Tahun 2023 bisa dibilang menjadi satu tahun yang cukup berwarna bagi sepak bola nasional. Bukan hanya karena ada pergantian Ketum PSSI, tapi juga karena perhelatan Piala Dunia U-20 yang diikuti Timnas Indonesia selaku tim tuan rumah.
Seperti diketahui, turnamen besutan FIFA ini sangat diperhatikan oleh pemerintah, media dan PSSI. Publik pun cukup antusias, walau tidak semuanya satu suara.
Tapi, kalau boleh jujur, saya justru melihat, ada satu salah kaprah cukup mendasar di sini.

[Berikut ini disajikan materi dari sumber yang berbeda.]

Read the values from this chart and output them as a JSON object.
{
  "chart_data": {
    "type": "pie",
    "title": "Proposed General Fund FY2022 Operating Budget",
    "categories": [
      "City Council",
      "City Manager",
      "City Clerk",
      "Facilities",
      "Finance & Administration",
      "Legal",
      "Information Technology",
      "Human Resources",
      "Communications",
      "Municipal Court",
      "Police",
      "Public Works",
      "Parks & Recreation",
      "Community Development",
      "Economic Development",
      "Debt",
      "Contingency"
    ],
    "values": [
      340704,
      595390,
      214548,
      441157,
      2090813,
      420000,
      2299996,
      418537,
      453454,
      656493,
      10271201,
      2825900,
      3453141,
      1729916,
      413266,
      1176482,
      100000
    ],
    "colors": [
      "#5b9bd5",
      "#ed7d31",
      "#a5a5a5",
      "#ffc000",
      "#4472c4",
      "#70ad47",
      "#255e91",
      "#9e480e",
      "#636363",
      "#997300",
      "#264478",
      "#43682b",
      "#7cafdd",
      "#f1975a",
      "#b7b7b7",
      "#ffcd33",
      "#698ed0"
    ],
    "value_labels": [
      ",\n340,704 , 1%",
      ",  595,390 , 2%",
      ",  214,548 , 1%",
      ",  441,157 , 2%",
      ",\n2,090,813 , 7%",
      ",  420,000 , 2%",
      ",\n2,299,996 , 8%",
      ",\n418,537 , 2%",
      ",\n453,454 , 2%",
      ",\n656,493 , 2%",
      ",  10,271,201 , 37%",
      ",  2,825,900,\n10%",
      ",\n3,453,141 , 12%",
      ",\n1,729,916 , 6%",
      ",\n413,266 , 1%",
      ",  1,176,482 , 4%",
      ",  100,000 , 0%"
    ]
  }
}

Bukan karena turnamen ini tidak bergengsi, tapi karena turnamen ini dipandang secara berlebihan.
Memang, untuk kategori turnamen sepak bola pria yang digelar FIFA, Piala Dunia U-20 adalah turnamen terbesar setelah Piala Dunia senior. Turnamen ini memang punya prestise kelas internasional.
Masalahnya, prestise itu tidak menjadi daya tarik utama, karena turnamen yang awalnya terinspirasi dari Turnamen Toulon (Prancis) ini justru lebih terkenal sebagai ajang pencarian talenta masa depan kelas satu.
Dalam sejarahnya Piala Dunia U-20 memang jadi panggung besar pertama buat beberapa bintang kelas dunia. Mulai dari Diego Maradona dan Lionel Messi (Argentina) sampai Paul Pogba (Prancis) dan Erling Haaland (Norwegia).
Jadi, mengharapkan ada banyak pemasukan dari penonton (dalam hal ini turis asing) di turnamen ini sebenarnya kurang tepat. Kalau ini Piala Dunia senior, mungkin bisa diharapkan, tapi ini turnamen level junior.
Kalaupun ada yang bisa diharapkan, itu justru berasal dari suporter lokal. Jika animonya tinggi, ada potensi pemasangan cukup besar.
Satu lagi, dalam posisinya sebagai satu kompetisi pemain muda, Piala Dunia U-20 bukan turnamen yang pas untuk dibebani target prestasi tinggi.